Once you start using JWTs, it is no longer necessary to save a session on the server, so you can save a lot of storage space. Because instead of saving this, the necessary information is supplied with every request and the token is verified again. The server only has to store the secret key in order to check the validity of the token or to create new tokens.

Since there are already implementations for all common programming languages, JWTs can be used quickly in your own applications. These languages include, for example, Go, Java, Rust, JavaScript or Python.

As you could already see from the structure, this is a very minimal amount of necessary content to enable very reliable authentication. By reducing the overall network overhead, performance can be significantly increased here.

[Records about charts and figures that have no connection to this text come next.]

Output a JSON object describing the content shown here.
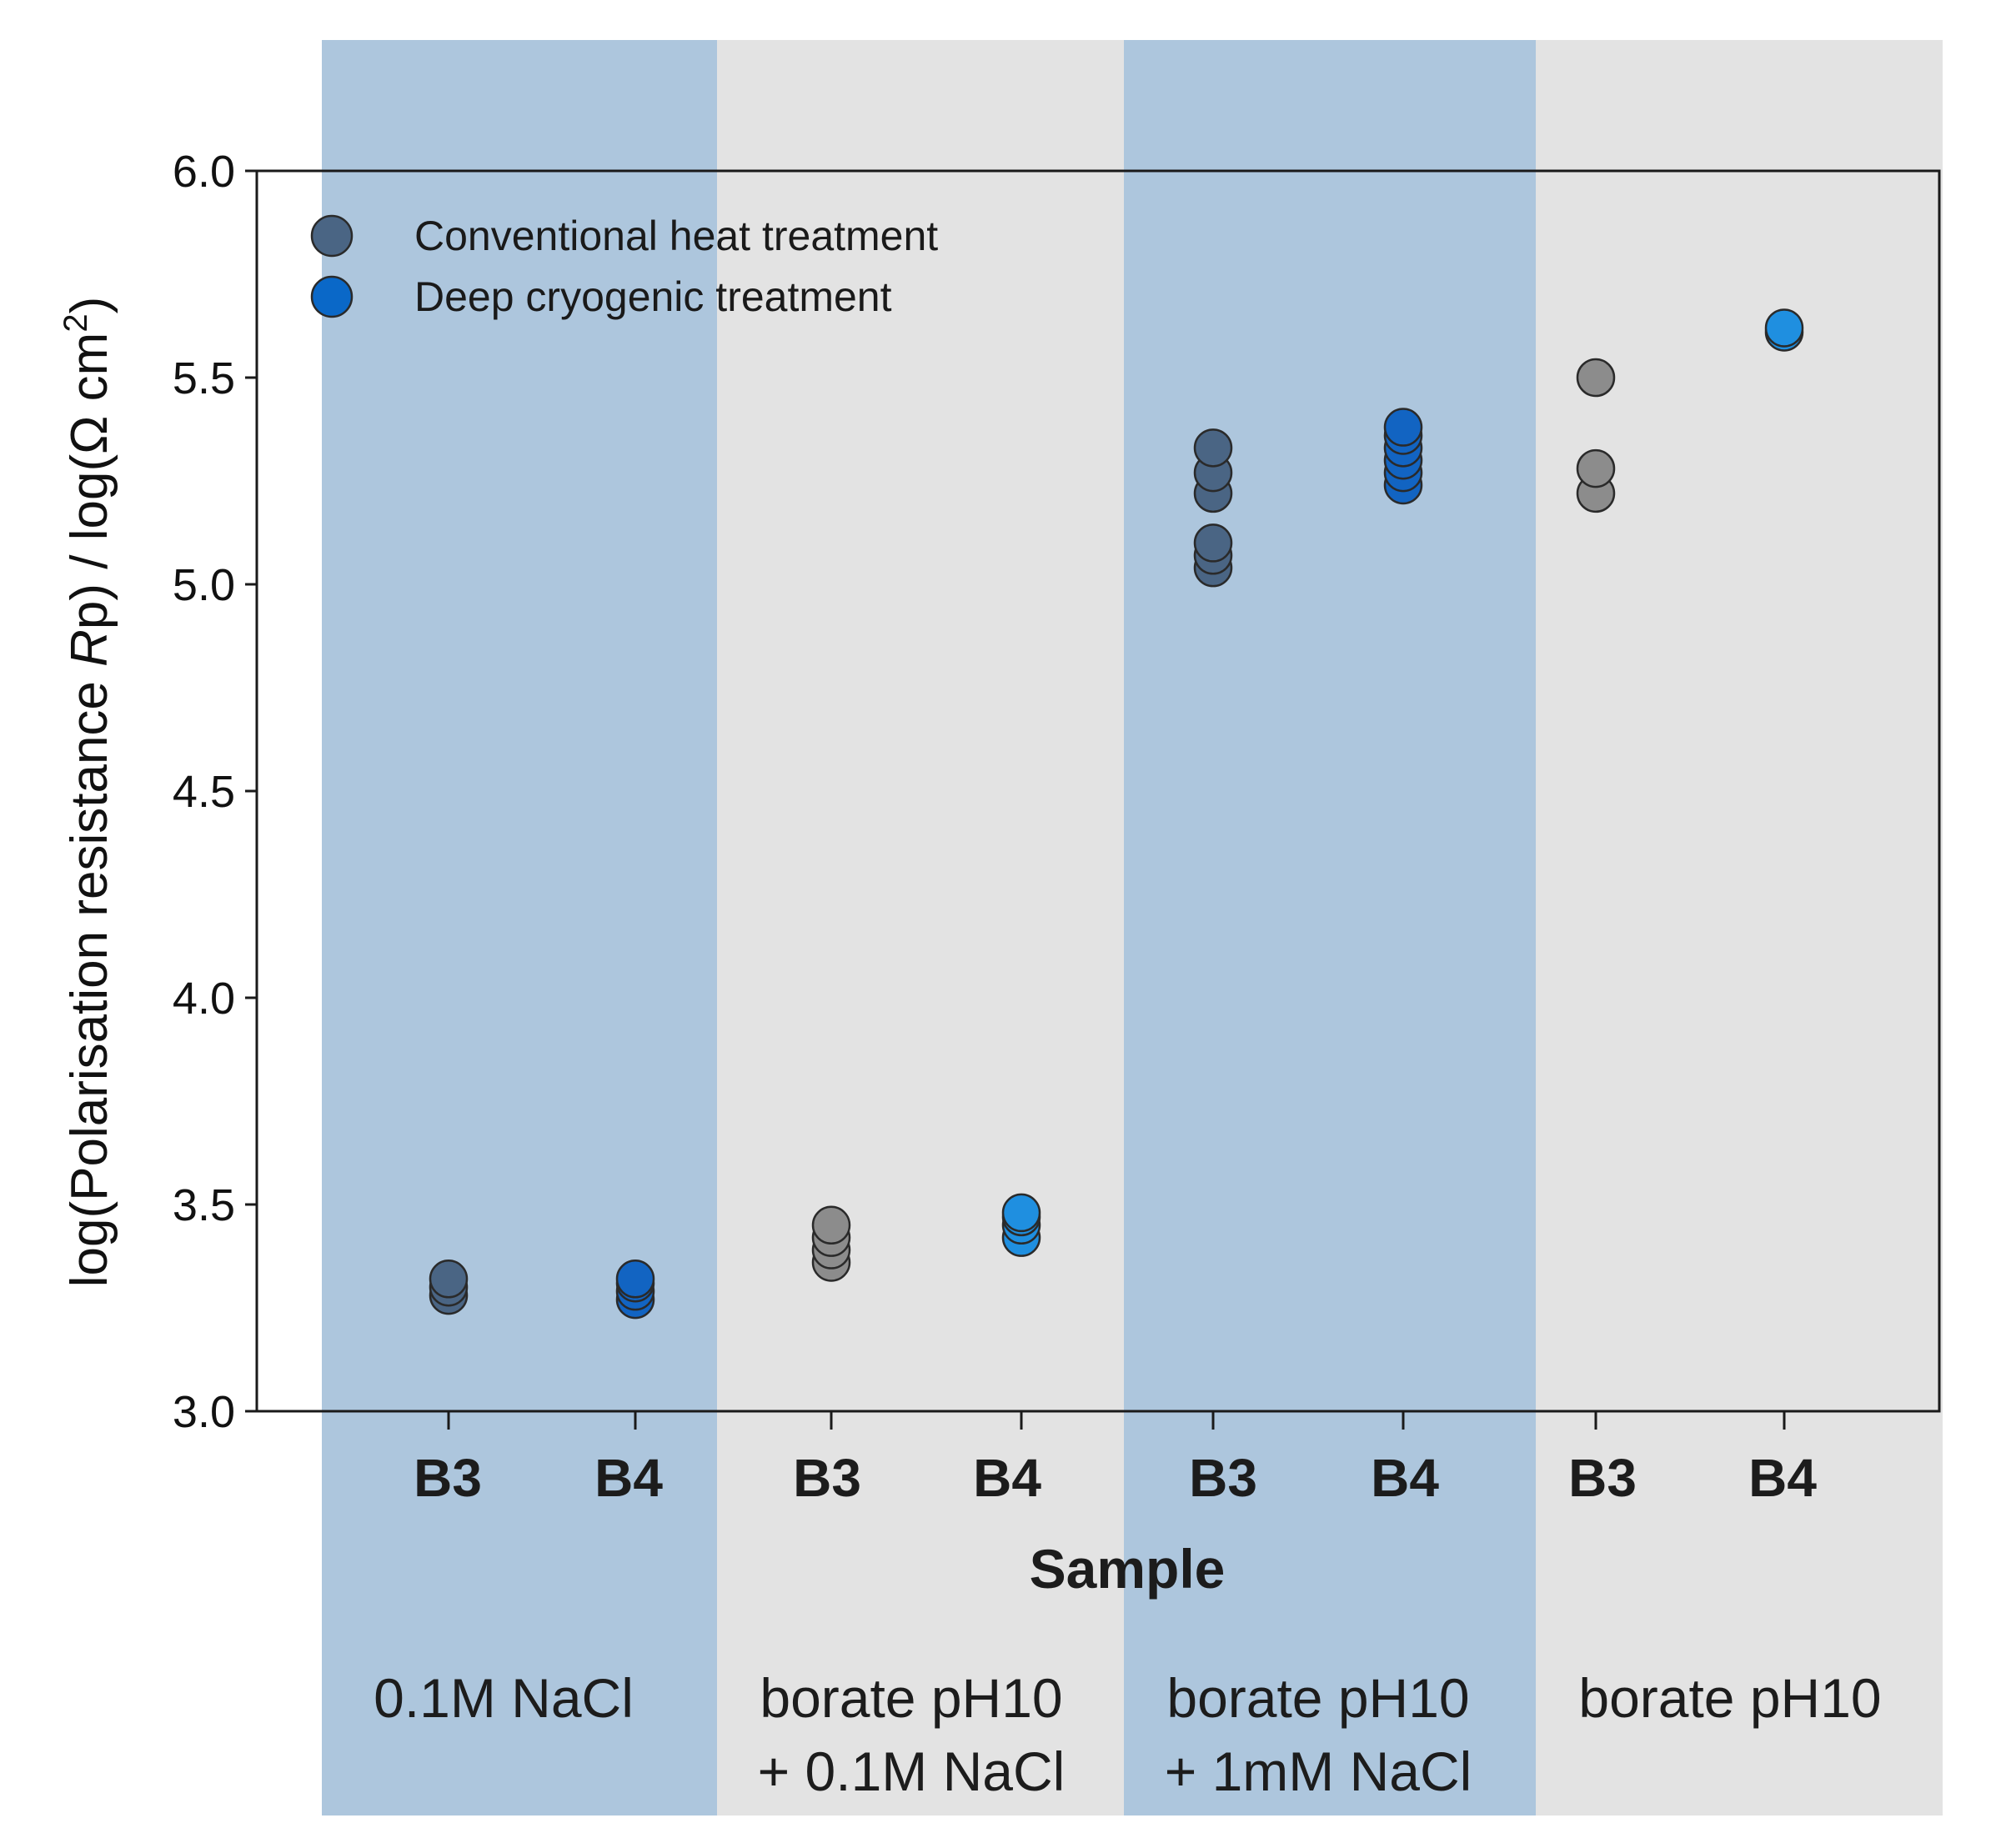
{
  "chart_data": {
    "type": "scatter",
    "title": "",
    "xlabel": "Sample",
    "ylabel": {
      "prefix": "log(Polarisation resistance ",
      "italic": "R",
      "after_italic": "p) / log(Ω cm",
      "superscript": "2",
      "suffix": ")"
    },
    "ylim": [
      3.0,
      6.0
    ],
    "y_ticks": [
      "3.0",
      "3.5",
      "4.0",
      "4.5",
      "5.0",
      "5.5",
      "6.0"
    ],
    "categories": [
      "B3",
      "B4",
      "B3",
      "B4",
      "B3",
      "B4",
      "B3",
      "B4"
    ],
    "groups": [
      {
        "lines": [
          "0.1M NaCl"
        ],
        "color": "#adc6dd"
      },
      {
        "lines": [
          "borate pH10",
          "+ 0.1M NaCl"
        ],
        "color": "#e3e3e3"
      },
      {
        "lines": [
          "borate pH10",
          "+ 1mM NaCl"
        ],
        "color": "#adc6dd"
      },
      {
        "lines": [
          "borate pH10"
        ],
        "color": "#e3e3e3"
      }
    ],
    "series": [
      {
        "name": "Conventional heat treatment",
        "legend_color": "#4a6584",
        "category_index": 0,
        "values": [
          3.28,
          3.3,
          3.32
        ],
        "color": "#4a6584"
      },
      {
        "name": "Deep cryogenic treatment",
        "legend_color": "#0a68c8",
        "category_index": 1,
        "values": [
          3.27,
          3.29,
          3.31,
          3.32
        ],
        "color": "#1264c2"
      },
      {
        "name": "Conventional heat treatment",
        "legend_color": "#4a6584",
        "category_index": 2,
        "values": [
          3.36,
          3.39,
          3.42,
          3.45
        ],
        "color": "#8c8c8c"
      },
      {
        "name": "Deep cryogenic treatment",
        "legend_color": "#0a68c8",
        "category_index": 3,
        "values": [
          3.42,
          3.45,
          3.47,
          3.48
        ],
        "color": "#1f8fe0"
      },
      {
        "name": "Conventional heat treatment",
        "legend_color": "#4a6584",
        "category_index": 4,
        "values": [
          5.04,
          5.07,
          5.1,
          5.22,
          5.27,
          5.33
        ],
        "color": "#4a6584"
      },
      {
        "name": "Deep cryogenic treatment",
        "legend_color": "#0a68c8",
        "category_index": 5,
        "values": [
          5.24,
          5.27,
          5.3,
          5.33,
          5.36,
          5.38
        ],
        "color": "#1264c2"
      },
      {
        "name": "Conventional heat treatment",
        "legend_color": "#4a6584",
        "category_index": 6,
        "values": [
          5.22,
          5.28,
          5.5
        ],
        "color": "#8c8c8c"
      },
      {
        "name": "Deep cryogenic treatment",
        "legend_color": "#0a68c8",
        "category_index": 7,
        "values": [
          5.61,
          5.62
        ],
        "color": "#1f8fe0"
      }
    ],
    "legend": [
      {
        "name": "Conventional heat treatment",
        "color": "#4a6584"
      },
      {
        "name": "Deep cryogenic treatment",
        "color": "#0a68c8"
      }
    ],
    "legend_position": "top-left",
    "grid": false
  }
}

Because there is the possibility of creating your own/private claims, JWT is very versatile and can be used not restricted to specific areas of application.

JWT Transport

Although JSON WebTokens is a defined standard, it does not define how a JWT should be transmitted. In most cases this is done over HTTP using the Authorization Bearer header. The same principle is also used with OAuth 2.0. As soon as one speaks of a bearer token, this means that the owner can use this token without proving his ownership. Therefore, the transmission should always be encrypted.

Construction of a JWE

Again, this is a token, which is again separated by dots, but consists of five parts. Since this is a slightly broader topic, we’ll just briefly look at how it’s set up.

JOSE header

This has the same structure as the content of a JWS header before. However, there are now two new elements that can be added. The first element is enc and specifies the content encryption algorithm. The second element anc defines the encryption algorithm for the content encryption key (CEK).

JWE Encrypted Key

The content of this field is encrypted with the recipient’s key.

JWE initialization vector

This is a randomly generated number that is used with the secret key to encrypt the data.

JWE Ciphertext

This is the actual encrypted payload. This is created using the Content Encryption Key (CEK), JWE initialization vector and the Additional Authentication Data (AAD) value. The encryption algorithm is determined by the enc defined in the header.

JWE Authentication Tag

The authentication tag is used for an integrity check.

Conclusion

Since JWT is now very common and offers a preferred variant over the traditional session ID cookies, you should definitely deal with this topic. But since JWT can be very versatile due to the different variants, it is important to know the differences.

This text was automatically translated with our golang markdown translator.